今、2つのピストン機械10を並列に連結するとき、合計4個の作動チェンバを有するピストン機械が得られ、第2のピストン機械の2個の作動チェンバ内の作動行程が両方とも、互いに対して、および第1のピストン機械10の作動チェンバ38および40内の作動行程に対して、90°だけ位相シフトしているように配置を選択すると、その場合2個ある曲面部材の各90°の回転の間に作動(膨張)の作動行程が行われるピストン機械を得ることが全体として見ると可能であり、したがって、8シリンダ・エンジンにおいて見られるような1回の360°の回転の間に4サイクルの作動(膨張)の連続した並びがあることを確保している。
Claims (5)
- ハウジング(12)を含み、このハウジング(12)内には少なくとも1つの第1のピストン(22)を配置してあり、前記第1のピストン(22)の第1の端面部(30)に対面する作動チェンバ(38)の大きさを周期的に増減するように2つの終端位置の間で前記第1のピストン(22)を、前記ハウジング(12)に対して固定されているピストン・ケージ(62)内を摺動させて往復運動させることができ、
前記第1のピストン(22)は少なくとも1つのガイド部材(52)を有しており、この少なくとも1つのガイド部材(52)は前記ハウジング(12)内に配置された曲面部材(42)上に形成されている制御曲面(48)と係合状態にあり、
前記曲面部材(42)は前記ハウジングに対して固定され前記作動チェンバ(38)の中心を通って延びている回転軸(14)をぐるりと取り巻いて前記ハウジング(12)内で同心円状に円周方向に延びており、かつ前記曲面部材(42)は前記回転軸(14)に関して前記ピストン(22)の径方向外面に対向して配置してあり、
さらに第2のピストン(24)が前記第1のピストン(22)に対向して位置しており、かつ前記第2のピストン(24)は前記第1のピストン(22)に対して反対方向の往復運動を行い、前記第2のピストン(24)は前記第1のピストン(22)の前記第1の端面部(30)に対向している第2の端面部(32)を有し、
前記作動チェンバ(38)は前記端面部(30、32)の間に位置しており、かつ前記第2のピストン(24)は、前記曲面部材(42)の前記制御曲面(48)と係合状態にあるガイド部材(54)を有している、ピストン機械であって、
前記曲面部材(42)は前記回転軸(14)のまわりを回転できるが、前記第1のピストン(22)と前記第2のピストン(24)とは前記回転軸(14)のまわりを回転できず、その結果、前記第1のピストン(22)と前記第2のピストン(24)とは、前記曲面部材(42)が前記回転軸(14)のまわりを回転するとき、前記回転軸(14)に対して固定されている運動面内で往復運動を行うように、前記曲面部材(42)を前記ハウジング(12)内に取り付けてあり、
前記曲面部材(42)と動作可能に連結してあるシャフト(72)を有し、前記曲面部材(42)の前記回転を前記シャフト(72)の回転に変換するようにされており、
前記ハウジング(12)内の、前記回転軸(14)に関して前記ハウジング(12)の端部の位置に、ガス入口(80)およびガス出口(82)があり、開口部を有しており前記曲面部材(42)と同じ回転速度で前記回転軸(14)のまわりを回転する回転式スライド弁(96)を用いて、前記ガス入口(80)および前記ガス出口(82)が開閉されることを特徴とするピストン機械。 - 回転速度比1:1を有する変速装置(102)を介して前記曲面部材(42)の前記回転から前記回転式スライド弁(96)の前記回転を導き出すことを特徴とする、請求項1に記載のピストン機械。

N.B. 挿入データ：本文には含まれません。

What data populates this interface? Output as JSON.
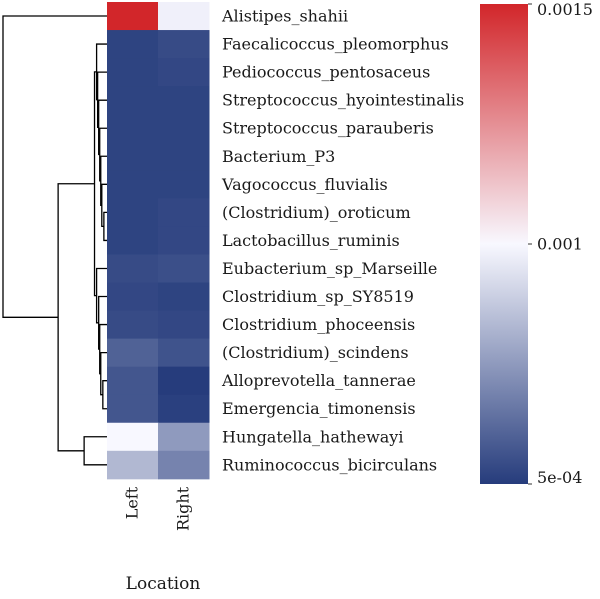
{
  "chart_data": {
    "type": "heatmap",
    "title": "",
    "xlabel": "Location",
    "ylabel": "",
    "columns": [
      "Left",
      "Right"
    ],
    "rows": [
      "Alistipes_shahii",
      "Faecalicoccus_pleomorphus",
      "Pediococcus_pentosaceus",
      "Streptococcus_hyointestinalis",
      "Streptococcus_parauberis",
      "Bacterium_P3",
      "Vagococcus_fluvialis",
      "(Clostridium)_oroticum",
      "Lactobacillus_ruminis",
      "Eubacterium_sp_Marseille",
      "Clostridium_sp_SY8519",
      "Clostridium_phoceensis",
      "(Clostridium)_scindens",
      "Alloprevotella_tannerae",
      "Emergencia_timonensis",
      "Hungatella_hathewayi",
      "Ruminococcus_bicirculans"
    ],
    "values": [
      [
        0.0015,
        0.00098
      ],
      [
        0.00052,
        0.00054
      ],
      [
        0.00052,
        0.00053
      ],
      [
        0.00052,
        0.00052
      ],
      [
        0.00052,
        0.00052
      ],
      [
        0.00052,
        0.00052
      ],
      [
        0.00052,
        0.00052
      ],
      [
        0.00052,
        0.00053
      ],
      [
        0.00052,
        0.00053
      ],
      [
        0.00054,
        0.00055
      ],
      [
        0.00053,
        0.00052
      ],
      [
        0.00054,
        0.00053
      ],
      [
        0.0006,
        0.00056
      ],
      [
        0.00057,
        0.0005
      ],
      [
        0.00057,
        0.00051
      ],
      [
        0.001,
        0.00075
      ],
      [
        0.00083,
        0.00069
      ]
    ],
    "colorbar": {
      "min": 0.0005,
      "mid": 0.001,
      "max": 0.0015,
      "tick_labels": [
        "0.0015",
        "0.001",
        "5e-04"
      ],
      "tick_values": [
        0.0015,
        0.001,
        0.0005
      ],
      "colors": {
        "low": "#263c7c",
        "mid": "#f8f8ff",
        "high": "#d2262a"
      }
    },
    "row_dendrogram": [
      [
        13,
        14
      ],
      [
        12,
        17
      ],
      [
        11,
        18
      ],
      [
        10,
        19
      ],
      [
        9,
        20
      ],
      [
        7,
        8
      ],
      [
        6,
        22
      ],
      [
        5,
        23
      ],
      [
        4,
        24
      ],
      [
        3,
        25
      ],
      [
        2,
        26
      ],
      [
        1,
        27
      ],
      [
        21,
        28
      ],
      [
        15,
        16
      ],
      [
        29,
        30
      ],
      [
        0,
        31
      ]
    ],
    "row_dendrogram_heights": [
      0.04,
      0.06,
      0.07,
      0.08,
      0.1,
      0.03,
      0.05,
      0.06,
      0.07,
      0.08,
      0.09,
      0.1,
      0.12,
      0.22,
      0.47,
      1.0
    ]
  }
}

- 合計4個のピストン(22、24、26、28)が前記ハウジング(12)内に配置してあり、これらの4個のピストン(22、24、26、28)のうち前記第1および第2のピストン(22、24)は第1のピストン対を形成し、第3および第4のピストン(26、28)は第2のピストン対を形成し、前記第2のピストン対は第2の作動チェンバ(40)を規定し、この第2の作動チェンバは前記第1のピストン対により規定される前記作動チェンバ(38)と同一平面内にあることと、前記第1および第3のピストン(22、26)の前記往復運動は同じ方向であり、前記第2および第4のピストン(24、28)の前記往復運動は同じ方向であることと、を特徴とする、請求項1または請求項2に記載のピストン機械。
- 前記第3および第4のピストン(26、28)がガイド部材(56、58)をそれぞれ有しており、前記2個のガイド部材(56、58)は前記曲面部材(42)のさらなる制御曲面(48)内に係合していることを特徴とする、請求項3に記載のピストン機械。
- 前記第1のピストン(22)および前記第3のピストン(26)が、それらの互いに対向している側部で互いに連結してあり、前記第2のピストン(24)および前記第4のピストン(28)が、それらの互いに対向している側部で互いに連結してあることを特徴とする、請求項3または請求項4に記載のピストン機械。